Приступаю я к этой работе с опаской и по другой причине: люди, о которых мне предстоит говорить, – по большей части американцы. Знание людей – вообще дело трудное, а по-настоящему знать можно, мне кажется, только своих соотечественников. Ведь ни один человек не существует сам по себе. Люди – это и страна, где они родились, и ферма или городская квартира, где они учились ходить, и игры, в которые они играли детьми, и сплетни, которые им довелось подслушать, и еда, которой их кормили, школа, где их обучали, спорт, которым они увлекались, поэты, которых читали, и Бог, в которого верили. Все это и сделало их такими, как они есть, и все это нельзя усвоить понаслышке, а можно постичь, только если сам это пережил. Если это часть тебя самого. И оттого, что представителей другой нации знаешь только по наблюдениям со стороны, очень трудно изобразить их убедительно на страницах книги. Даже такому внимательному и тонкому наблюдателю, как Генри Джеймс, к тому же сорок лет прожившему в Англии, не удалось изобразить ни одного англичанина так, чтобы в него можно было до конца поверить. Сам я никогда и не пробовал писать ни о ком, кроме англичан, разве что в нескольких коротких рассказах – в этом жанре можно обойтись без углубленных характеристик. Даешь читателю общие контуры, а подробности пусть додумывает сам. Могут спросить, почему, если я превратил Поля Гогена в англичанина, я не поступил так же с героями этой книги. Ответить на это просто: потому что не мог. Они тогда стали бы другими людьми. Я не утверждаю, что они – американцы, какими те себя видят; они – американцы, увиденные глазами англичанина. Я не старался передать особенности их речи. Английские писатели, пытающиеся это делать, терпят неудачу точно так же, как американские писатели, когда пытаются изобразить, как говорят в Англии. Особенно много опасностей таит в себе разговорный язык. В своих английских вещах Генри Джеймс много им пользовался, но всегда не совсем так, как англичане, почему и диалог у него не производит впечатления естественной легкости, к чему он стремился, а сплошь и рядом режет слух английскому читателю.

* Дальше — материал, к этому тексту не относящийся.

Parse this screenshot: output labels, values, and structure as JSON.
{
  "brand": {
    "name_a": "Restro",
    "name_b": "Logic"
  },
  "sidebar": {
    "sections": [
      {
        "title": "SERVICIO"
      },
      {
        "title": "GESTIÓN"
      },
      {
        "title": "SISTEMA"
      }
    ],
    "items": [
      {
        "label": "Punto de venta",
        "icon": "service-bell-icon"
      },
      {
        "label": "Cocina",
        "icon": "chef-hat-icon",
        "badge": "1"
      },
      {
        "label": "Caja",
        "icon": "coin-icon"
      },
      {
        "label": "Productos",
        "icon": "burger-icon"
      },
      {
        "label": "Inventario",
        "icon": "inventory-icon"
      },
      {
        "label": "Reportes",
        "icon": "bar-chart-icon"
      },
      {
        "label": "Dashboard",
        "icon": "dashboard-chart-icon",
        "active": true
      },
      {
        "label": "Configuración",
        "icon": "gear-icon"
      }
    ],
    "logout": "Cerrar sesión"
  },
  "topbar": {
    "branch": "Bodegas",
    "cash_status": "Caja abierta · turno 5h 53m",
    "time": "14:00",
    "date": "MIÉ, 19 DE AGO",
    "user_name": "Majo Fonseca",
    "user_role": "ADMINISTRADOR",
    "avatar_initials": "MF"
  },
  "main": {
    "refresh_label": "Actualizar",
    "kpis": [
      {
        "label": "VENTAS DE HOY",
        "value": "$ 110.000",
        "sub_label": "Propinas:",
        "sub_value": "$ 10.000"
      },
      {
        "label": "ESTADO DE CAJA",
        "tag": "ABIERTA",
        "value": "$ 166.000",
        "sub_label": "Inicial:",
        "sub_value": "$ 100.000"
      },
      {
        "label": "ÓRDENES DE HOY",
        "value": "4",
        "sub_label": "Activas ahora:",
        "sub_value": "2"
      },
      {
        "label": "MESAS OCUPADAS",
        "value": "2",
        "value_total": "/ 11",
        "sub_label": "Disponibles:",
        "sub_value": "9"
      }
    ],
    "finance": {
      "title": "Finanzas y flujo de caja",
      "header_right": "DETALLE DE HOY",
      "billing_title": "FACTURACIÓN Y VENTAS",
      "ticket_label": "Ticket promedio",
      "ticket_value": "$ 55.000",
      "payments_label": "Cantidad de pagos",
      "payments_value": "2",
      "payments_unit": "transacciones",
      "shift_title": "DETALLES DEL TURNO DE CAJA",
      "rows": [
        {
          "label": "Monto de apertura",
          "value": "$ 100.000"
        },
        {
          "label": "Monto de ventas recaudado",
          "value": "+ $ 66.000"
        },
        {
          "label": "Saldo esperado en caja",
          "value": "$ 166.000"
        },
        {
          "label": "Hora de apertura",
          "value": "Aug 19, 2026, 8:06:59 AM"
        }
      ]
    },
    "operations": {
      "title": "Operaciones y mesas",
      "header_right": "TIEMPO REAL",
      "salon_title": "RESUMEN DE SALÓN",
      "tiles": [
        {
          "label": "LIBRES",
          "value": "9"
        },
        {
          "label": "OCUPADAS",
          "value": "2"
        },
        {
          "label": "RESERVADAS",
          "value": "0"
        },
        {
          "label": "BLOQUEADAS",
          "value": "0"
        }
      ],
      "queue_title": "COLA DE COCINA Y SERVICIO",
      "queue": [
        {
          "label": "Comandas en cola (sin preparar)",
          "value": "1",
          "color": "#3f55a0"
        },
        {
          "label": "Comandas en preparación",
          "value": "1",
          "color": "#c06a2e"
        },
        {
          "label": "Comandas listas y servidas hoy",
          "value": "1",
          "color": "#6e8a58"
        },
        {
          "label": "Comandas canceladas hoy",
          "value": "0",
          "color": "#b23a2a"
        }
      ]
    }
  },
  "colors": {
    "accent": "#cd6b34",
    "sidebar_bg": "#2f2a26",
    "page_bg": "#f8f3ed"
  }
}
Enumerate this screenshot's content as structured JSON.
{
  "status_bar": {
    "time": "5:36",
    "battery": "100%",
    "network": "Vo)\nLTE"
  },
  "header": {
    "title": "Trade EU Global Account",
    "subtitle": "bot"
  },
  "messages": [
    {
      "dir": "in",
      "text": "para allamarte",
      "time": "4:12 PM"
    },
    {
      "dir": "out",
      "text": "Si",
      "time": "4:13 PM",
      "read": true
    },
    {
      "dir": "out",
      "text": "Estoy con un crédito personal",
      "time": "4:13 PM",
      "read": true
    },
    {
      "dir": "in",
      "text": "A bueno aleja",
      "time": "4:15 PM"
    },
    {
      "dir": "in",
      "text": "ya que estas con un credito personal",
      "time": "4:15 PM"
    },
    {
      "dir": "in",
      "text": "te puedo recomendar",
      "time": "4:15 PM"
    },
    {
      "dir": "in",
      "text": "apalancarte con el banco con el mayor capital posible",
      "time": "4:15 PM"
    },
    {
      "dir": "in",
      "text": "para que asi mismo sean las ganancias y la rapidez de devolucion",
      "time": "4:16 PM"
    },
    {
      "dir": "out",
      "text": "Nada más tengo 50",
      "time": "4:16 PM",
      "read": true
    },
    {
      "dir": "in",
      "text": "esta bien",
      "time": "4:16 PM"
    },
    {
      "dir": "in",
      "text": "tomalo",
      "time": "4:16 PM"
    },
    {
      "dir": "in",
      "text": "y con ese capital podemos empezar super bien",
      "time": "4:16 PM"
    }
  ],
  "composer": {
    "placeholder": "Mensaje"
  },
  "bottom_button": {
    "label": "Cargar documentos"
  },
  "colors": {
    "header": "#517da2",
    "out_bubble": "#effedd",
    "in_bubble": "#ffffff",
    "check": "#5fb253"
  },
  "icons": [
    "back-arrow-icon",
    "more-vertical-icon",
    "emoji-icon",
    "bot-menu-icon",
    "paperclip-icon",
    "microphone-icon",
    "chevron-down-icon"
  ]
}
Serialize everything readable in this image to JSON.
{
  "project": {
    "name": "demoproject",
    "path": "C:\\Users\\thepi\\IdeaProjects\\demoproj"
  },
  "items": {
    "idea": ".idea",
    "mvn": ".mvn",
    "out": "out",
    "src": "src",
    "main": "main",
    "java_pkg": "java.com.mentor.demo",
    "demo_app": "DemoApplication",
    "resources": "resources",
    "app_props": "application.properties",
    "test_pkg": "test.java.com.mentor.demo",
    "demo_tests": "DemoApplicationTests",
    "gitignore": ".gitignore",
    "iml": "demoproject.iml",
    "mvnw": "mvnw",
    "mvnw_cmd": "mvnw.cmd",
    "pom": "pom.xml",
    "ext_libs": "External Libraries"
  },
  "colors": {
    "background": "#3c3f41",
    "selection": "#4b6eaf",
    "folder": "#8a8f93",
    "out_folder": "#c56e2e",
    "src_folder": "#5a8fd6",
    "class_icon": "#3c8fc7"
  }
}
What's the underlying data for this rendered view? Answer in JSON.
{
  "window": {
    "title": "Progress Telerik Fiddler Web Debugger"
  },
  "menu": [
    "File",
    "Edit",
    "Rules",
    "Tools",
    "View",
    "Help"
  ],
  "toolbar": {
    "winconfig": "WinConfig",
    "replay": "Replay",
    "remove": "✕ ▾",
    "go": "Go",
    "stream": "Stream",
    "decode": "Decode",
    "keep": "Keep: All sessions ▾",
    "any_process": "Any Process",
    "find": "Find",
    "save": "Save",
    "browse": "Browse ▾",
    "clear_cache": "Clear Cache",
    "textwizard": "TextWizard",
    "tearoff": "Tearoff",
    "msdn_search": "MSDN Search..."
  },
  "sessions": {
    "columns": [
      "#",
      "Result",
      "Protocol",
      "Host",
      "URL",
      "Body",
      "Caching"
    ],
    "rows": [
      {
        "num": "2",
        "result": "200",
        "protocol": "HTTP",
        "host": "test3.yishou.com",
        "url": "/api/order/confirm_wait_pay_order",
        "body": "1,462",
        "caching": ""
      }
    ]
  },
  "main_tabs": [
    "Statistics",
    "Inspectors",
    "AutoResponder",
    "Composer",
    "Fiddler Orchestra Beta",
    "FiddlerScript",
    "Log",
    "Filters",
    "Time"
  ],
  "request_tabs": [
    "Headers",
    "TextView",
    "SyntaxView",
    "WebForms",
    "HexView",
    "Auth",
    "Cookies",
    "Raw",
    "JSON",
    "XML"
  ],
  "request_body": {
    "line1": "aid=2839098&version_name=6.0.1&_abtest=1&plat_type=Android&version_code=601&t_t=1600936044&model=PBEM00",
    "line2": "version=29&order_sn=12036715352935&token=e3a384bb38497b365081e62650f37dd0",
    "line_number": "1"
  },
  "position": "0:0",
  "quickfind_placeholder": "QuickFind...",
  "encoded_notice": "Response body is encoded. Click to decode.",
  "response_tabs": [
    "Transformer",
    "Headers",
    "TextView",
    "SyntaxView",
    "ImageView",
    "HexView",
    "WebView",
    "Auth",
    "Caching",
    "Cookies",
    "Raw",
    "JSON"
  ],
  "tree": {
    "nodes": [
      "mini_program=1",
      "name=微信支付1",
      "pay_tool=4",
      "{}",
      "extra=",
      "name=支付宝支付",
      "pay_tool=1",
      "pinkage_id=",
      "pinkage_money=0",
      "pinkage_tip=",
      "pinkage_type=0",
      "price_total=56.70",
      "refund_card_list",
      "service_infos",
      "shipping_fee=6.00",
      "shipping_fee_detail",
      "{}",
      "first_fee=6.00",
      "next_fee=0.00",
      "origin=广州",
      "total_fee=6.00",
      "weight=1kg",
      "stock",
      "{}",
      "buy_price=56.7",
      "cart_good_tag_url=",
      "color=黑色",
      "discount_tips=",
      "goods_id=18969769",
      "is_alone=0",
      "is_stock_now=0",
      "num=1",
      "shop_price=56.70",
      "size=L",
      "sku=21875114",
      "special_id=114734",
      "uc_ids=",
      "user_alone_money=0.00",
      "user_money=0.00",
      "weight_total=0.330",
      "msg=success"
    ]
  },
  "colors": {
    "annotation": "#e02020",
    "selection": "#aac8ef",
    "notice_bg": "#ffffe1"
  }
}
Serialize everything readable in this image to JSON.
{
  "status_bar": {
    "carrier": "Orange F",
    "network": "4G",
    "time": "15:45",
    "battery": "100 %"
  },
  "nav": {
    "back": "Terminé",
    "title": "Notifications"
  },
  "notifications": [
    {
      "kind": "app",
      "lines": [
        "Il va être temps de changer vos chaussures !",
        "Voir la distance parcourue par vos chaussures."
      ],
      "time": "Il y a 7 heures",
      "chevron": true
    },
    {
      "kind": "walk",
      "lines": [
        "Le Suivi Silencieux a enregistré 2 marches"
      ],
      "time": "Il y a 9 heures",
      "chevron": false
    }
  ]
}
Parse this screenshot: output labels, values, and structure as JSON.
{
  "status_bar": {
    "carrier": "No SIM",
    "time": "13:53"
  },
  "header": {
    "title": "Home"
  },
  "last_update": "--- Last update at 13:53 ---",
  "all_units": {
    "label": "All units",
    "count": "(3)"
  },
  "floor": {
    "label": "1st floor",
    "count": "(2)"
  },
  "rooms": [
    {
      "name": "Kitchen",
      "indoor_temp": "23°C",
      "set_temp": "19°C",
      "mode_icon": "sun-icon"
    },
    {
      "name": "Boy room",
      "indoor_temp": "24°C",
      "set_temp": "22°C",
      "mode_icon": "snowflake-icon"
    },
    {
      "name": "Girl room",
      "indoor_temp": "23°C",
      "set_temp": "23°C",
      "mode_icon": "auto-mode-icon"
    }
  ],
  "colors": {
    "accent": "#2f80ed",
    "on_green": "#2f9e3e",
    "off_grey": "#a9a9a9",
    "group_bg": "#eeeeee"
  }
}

IIВ 1919 году, по дороге на Дальний Восток, я оказался в Чикаго и по причинам, не имеющим никакого касательства к этой повести, задержался там недели на три. Незадолго до того вышел в свет один мой роман. Роман имел успех, и не успел я прибыть в Чикаго, как ко мне явился интервьюер. На следующее утро у меня зазвонил телефон. Я поднял трубку.